Hacía una semana que no daba pie con bola. En el caso de Lluís eso era tan excepcional –él cada día, siempre, venía con su lista de noticias, grandes y pequeñas sobre la ciudad– que era imposible que se le escapara hasta a un jefe novato. Muy novato, en este caso. A Lluís le pasaba algo. No era sólo la cara larga, sino que estaba en la redacción sin estar, ausente y preocupado.

Salimos a hacer un café o una cerveza o quizás fuimos a fumar en algún rincón de aquella redacción de La Vanguardia de la calle Pelai, no recuerdo bien este detalle. Entonces Lluís fumaba mucho. Casi todos fumábamos mucho.

—¿Qué pasa, Lluís?

Él contestó sencillamente que había muerto un familiar muy próximo de manera trágica, nada fácil de asumir. No es necesario decir aquí nada más. Dio los detalles del drama con la voz rota y añadió que sentía que podía haber hecho más. Eso era lo que le tenía sin ánimo. Pero bueno, que se ponía las pilas, que no podía ser, que había que hacer el diario...

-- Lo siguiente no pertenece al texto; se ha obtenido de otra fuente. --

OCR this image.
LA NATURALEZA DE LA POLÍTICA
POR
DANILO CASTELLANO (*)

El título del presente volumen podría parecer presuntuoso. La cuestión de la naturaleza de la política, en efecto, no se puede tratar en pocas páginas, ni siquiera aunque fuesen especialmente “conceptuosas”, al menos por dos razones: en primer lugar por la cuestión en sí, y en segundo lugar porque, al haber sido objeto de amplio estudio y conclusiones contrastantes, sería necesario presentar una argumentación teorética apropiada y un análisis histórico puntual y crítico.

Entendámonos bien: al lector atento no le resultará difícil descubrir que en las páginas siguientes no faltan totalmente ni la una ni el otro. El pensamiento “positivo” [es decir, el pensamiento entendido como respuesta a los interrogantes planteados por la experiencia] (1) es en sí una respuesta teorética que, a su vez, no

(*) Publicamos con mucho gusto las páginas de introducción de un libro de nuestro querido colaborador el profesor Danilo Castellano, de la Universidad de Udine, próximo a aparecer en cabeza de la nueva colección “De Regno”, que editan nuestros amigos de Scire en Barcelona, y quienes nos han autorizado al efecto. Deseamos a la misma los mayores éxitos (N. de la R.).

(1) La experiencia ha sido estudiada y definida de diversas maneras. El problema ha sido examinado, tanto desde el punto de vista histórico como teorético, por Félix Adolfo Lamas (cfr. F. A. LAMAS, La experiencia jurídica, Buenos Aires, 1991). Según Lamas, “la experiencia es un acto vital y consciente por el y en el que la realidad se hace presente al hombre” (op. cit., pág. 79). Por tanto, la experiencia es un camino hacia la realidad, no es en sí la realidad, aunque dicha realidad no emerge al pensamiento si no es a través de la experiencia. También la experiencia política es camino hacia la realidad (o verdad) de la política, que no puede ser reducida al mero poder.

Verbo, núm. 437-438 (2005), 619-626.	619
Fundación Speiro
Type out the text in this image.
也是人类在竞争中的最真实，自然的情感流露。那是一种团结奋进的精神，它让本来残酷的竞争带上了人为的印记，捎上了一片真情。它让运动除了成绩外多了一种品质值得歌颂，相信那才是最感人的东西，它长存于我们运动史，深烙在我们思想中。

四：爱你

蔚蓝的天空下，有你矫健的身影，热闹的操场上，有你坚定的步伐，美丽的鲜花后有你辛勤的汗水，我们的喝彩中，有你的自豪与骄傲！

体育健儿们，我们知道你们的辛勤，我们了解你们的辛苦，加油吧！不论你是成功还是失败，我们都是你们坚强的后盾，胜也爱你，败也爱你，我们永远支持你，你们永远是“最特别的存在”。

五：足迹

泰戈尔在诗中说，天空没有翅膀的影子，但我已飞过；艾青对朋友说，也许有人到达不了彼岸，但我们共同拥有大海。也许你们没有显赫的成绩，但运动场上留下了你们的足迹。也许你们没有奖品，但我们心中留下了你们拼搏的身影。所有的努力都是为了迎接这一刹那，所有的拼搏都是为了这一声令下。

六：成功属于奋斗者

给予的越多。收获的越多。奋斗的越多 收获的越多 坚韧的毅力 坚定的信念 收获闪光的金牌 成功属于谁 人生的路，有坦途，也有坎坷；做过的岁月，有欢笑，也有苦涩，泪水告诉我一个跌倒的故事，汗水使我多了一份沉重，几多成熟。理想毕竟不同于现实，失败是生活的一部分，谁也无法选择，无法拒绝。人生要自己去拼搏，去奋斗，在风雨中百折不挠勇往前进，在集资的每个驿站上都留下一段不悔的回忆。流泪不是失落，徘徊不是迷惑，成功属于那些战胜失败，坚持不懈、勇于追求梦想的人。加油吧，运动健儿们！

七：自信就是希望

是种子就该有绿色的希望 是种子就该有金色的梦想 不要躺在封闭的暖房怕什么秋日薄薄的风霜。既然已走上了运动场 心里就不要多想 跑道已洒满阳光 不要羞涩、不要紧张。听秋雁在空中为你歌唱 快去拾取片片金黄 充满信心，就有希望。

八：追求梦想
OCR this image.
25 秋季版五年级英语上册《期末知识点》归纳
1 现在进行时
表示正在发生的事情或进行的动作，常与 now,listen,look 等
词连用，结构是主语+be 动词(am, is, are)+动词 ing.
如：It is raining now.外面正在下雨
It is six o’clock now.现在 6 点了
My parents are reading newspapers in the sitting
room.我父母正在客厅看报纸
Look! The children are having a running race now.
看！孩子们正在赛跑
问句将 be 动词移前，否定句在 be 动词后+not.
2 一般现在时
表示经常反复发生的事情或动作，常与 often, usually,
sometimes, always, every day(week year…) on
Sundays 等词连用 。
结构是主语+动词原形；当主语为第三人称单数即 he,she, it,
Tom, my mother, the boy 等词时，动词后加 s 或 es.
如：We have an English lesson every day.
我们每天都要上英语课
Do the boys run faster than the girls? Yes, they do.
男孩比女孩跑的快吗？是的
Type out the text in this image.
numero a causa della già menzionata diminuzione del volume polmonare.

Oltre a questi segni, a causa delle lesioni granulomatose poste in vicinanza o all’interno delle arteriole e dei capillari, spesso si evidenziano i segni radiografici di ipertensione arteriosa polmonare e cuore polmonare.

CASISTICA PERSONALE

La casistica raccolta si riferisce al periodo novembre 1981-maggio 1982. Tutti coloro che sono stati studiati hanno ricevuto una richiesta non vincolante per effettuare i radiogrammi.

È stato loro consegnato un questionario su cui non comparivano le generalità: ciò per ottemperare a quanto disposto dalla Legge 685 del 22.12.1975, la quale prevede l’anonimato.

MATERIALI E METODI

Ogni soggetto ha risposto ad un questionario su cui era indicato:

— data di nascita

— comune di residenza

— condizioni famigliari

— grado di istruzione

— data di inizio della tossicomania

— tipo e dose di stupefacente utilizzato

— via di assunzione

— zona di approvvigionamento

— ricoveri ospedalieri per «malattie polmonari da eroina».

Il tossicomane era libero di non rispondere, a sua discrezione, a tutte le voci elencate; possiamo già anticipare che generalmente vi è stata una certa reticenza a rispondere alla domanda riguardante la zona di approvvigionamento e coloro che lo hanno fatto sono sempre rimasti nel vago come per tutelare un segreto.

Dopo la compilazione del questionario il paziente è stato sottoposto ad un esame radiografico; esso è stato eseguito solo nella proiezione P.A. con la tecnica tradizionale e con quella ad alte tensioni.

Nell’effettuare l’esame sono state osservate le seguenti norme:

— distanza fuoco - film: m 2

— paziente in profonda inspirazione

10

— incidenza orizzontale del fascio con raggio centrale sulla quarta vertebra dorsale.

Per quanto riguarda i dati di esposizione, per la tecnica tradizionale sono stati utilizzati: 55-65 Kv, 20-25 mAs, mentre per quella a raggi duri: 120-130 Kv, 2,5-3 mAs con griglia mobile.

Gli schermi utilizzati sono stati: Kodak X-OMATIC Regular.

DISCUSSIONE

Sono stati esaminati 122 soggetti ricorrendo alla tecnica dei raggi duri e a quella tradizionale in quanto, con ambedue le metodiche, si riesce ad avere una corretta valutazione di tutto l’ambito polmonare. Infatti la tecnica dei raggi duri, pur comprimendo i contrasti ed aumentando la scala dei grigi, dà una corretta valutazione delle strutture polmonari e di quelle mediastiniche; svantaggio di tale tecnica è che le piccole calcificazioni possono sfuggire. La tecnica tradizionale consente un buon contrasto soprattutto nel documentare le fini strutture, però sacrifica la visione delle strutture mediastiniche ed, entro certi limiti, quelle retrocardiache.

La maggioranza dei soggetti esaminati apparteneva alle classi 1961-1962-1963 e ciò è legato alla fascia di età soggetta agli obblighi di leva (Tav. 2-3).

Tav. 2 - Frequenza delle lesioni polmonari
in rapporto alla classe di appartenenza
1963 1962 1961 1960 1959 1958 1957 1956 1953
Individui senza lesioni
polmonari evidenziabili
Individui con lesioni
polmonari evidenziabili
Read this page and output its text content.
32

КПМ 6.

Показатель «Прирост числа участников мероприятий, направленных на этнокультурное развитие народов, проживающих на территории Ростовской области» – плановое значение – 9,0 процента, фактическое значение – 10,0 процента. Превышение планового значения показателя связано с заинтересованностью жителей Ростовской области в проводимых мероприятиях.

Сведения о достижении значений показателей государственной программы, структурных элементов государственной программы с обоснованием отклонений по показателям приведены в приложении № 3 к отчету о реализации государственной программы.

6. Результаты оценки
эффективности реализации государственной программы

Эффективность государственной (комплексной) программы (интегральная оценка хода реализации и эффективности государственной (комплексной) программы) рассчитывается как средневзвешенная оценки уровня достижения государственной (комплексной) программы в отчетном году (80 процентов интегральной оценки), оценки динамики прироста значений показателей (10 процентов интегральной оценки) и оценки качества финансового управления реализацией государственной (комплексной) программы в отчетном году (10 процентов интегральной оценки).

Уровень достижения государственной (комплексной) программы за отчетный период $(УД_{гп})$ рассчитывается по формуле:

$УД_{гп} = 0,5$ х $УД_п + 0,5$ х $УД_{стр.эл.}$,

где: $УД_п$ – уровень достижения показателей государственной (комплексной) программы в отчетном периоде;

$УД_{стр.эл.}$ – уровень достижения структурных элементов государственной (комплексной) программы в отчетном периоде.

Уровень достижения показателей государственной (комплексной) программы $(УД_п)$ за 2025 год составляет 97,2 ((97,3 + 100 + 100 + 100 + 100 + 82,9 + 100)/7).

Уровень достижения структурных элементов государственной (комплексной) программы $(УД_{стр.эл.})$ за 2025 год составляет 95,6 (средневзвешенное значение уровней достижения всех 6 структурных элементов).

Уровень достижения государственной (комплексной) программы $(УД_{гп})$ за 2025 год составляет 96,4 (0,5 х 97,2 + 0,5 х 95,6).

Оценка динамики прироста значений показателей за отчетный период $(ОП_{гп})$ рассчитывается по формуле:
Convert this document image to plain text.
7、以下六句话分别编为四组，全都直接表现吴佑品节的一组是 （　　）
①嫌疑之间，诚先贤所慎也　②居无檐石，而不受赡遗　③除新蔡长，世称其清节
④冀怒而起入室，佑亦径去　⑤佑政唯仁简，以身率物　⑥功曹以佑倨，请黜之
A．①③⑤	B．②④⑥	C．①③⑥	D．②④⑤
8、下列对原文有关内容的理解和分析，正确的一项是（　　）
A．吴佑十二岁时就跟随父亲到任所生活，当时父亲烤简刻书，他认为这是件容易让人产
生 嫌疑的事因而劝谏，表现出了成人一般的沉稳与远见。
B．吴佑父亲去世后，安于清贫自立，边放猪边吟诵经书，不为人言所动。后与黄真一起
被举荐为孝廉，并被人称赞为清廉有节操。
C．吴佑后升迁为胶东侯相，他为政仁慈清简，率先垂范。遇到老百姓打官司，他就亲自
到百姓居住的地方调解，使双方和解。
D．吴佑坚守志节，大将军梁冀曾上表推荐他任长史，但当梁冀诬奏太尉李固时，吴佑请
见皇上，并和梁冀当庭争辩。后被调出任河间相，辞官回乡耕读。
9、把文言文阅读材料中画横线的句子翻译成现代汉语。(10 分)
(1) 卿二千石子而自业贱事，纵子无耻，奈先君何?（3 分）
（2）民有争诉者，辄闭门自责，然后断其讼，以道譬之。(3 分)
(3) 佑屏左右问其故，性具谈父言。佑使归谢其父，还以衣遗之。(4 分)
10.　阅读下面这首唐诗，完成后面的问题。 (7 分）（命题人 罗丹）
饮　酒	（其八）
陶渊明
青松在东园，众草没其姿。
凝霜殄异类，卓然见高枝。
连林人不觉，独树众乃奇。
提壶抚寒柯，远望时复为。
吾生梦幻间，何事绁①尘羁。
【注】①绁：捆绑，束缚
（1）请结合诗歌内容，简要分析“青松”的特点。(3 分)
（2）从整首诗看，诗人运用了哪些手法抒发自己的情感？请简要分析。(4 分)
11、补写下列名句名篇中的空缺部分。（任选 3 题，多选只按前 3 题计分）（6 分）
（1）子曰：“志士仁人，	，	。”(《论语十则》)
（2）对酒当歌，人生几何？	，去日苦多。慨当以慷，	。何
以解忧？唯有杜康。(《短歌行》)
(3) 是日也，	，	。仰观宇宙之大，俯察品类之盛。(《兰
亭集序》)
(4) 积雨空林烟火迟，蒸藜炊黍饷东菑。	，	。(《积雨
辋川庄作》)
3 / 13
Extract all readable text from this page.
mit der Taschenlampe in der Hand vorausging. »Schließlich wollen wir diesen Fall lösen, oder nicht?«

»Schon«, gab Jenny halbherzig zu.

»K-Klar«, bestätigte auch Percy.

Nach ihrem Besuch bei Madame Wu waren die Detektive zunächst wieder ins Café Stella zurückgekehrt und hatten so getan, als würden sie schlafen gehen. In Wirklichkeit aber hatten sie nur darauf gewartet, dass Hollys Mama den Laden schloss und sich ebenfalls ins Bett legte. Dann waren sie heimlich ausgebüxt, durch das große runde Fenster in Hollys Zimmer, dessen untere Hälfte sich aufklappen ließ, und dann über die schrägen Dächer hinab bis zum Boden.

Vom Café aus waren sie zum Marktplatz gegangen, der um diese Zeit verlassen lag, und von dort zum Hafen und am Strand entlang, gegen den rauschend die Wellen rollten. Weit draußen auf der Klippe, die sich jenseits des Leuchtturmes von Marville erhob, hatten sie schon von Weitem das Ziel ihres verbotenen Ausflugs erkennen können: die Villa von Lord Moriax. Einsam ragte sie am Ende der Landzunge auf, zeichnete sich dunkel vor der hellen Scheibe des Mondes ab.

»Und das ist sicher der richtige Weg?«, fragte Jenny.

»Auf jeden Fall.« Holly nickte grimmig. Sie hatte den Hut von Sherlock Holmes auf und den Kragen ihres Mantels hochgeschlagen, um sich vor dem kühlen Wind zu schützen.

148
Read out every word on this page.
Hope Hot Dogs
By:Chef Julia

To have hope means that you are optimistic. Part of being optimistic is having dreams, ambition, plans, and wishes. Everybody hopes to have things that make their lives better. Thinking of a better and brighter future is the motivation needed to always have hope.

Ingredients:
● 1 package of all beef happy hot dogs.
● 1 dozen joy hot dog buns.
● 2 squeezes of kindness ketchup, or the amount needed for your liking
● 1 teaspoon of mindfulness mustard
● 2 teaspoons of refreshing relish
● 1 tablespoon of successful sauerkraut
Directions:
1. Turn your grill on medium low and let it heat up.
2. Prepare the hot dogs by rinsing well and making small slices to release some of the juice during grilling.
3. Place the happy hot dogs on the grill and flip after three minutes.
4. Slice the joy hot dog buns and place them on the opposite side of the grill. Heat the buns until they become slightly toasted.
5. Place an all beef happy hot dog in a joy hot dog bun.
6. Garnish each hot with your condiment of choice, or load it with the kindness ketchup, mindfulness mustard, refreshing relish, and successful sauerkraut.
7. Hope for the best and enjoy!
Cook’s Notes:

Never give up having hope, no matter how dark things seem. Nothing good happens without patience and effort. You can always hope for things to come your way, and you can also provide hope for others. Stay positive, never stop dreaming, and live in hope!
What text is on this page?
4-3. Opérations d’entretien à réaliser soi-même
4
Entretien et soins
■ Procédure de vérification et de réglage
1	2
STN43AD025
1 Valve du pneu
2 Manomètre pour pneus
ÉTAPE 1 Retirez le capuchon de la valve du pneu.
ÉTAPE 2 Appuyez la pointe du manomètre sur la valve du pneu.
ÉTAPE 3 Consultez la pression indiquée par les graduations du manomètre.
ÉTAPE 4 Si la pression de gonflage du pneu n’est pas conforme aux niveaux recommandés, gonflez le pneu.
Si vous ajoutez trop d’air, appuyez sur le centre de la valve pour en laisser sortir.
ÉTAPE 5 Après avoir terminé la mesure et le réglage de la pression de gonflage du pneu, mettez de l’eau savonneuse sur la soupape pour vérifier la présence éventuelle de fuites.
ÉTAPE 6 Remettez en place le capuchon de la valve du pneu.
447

Eran otros tiempos, principios del año 1990 o 1991, y en La Vanguardia los chavales con galones podíamos hacer cosas como enviar a alguien a casa una semana porque sí, porque se tenía que recuperar. Le decías al jefe –los nuestros tenían la voz dura y el corazón blando– le parecía bien y andando. En una semana, Lluís estaba con el empuje de siempre.

Fue el único momento en diez años que lo vi flojo, o sea sin traer cada mediodía sus noticias, sus historias, sus ideas.

El recuerdo más claro de Lluís era que trabajaba y trabajaba. Llamaba cada santa mañana antes de la reunión, siempre antes, para decir que tenía o tendría esto y aquello y cuántas páginas había aquel día y qué tal todo. No era el único, pero la gente así tampoco era –no es– mucha. Le preguntabas alguna cosa que no sabía y respondía que no lo sabía. Le pedías un teléfono de alguien que... y, pam, tenía uno o dos o tres teléfonos de alguien que... Así todo. Para un chaval que arrancaba como jefe de sección, tener gente como Lluís era una suerte colosal. Colosal.

Escribir no era lo suyo. Lo sabía muy bien y no le costaba nada advertirlo: eh, lo he escrito muy rápido, míratelo bien eh. Lo suyo era la calle, el intríngulis municipal de Barcelona, las noticias. Se las sabía todas y conocía a todo el mundo en la ciudad. Es lo que hace un buen reportero –y él lo era.

Hombre poco nostálgico, al menos aquellos años, siempre guardaba un recuerdo muy feliz para la redacción del Correu, que juzgaba fantástica porque todo el mundo trabajaba mezclado con todo el mundo, "no como en estas redacciones de ahora (las de los años 90), donde todo el mundo queda lejos y casi no se puede hablar".

Siempre podías contar con él. Discutía poco, nunca pedía nada, sumaba mucho, apenas se enfadaba y ayudaba a todo el mundo. No era que no tuviera ideas y que se acomodara al viento que soplaba. Qué va. Al contrario. Tenía su posición política y no la escondía demasiado. Pero también ponía en juego la virtud enorme de separar sus convicciones de su trabajo. Es complicado. Pocas profesiones piden este esfuerzo –juez, profesor...– y ninguna con la exigencia del periodismo. Lluís tenía eso. Es de buen periodista –y él lo era.

 

Lluís Sierra Dib ha muerto de cáncer este domingo en el Hospital de Sant Pau. Tenía 61 años. Había nacido en Barcelona y vivía en Sant Celoni. Se licenció en periodismo en la Universidad Autónoma de Barcelona. Hacía de periodista desde 1976. Era el decano de los reporteros locales de Barcelona. Trabajaba en La Vanguardia desde 1986. Antes lo había hecho al Noticiero Universal, El Correo Catalán y el Hoy.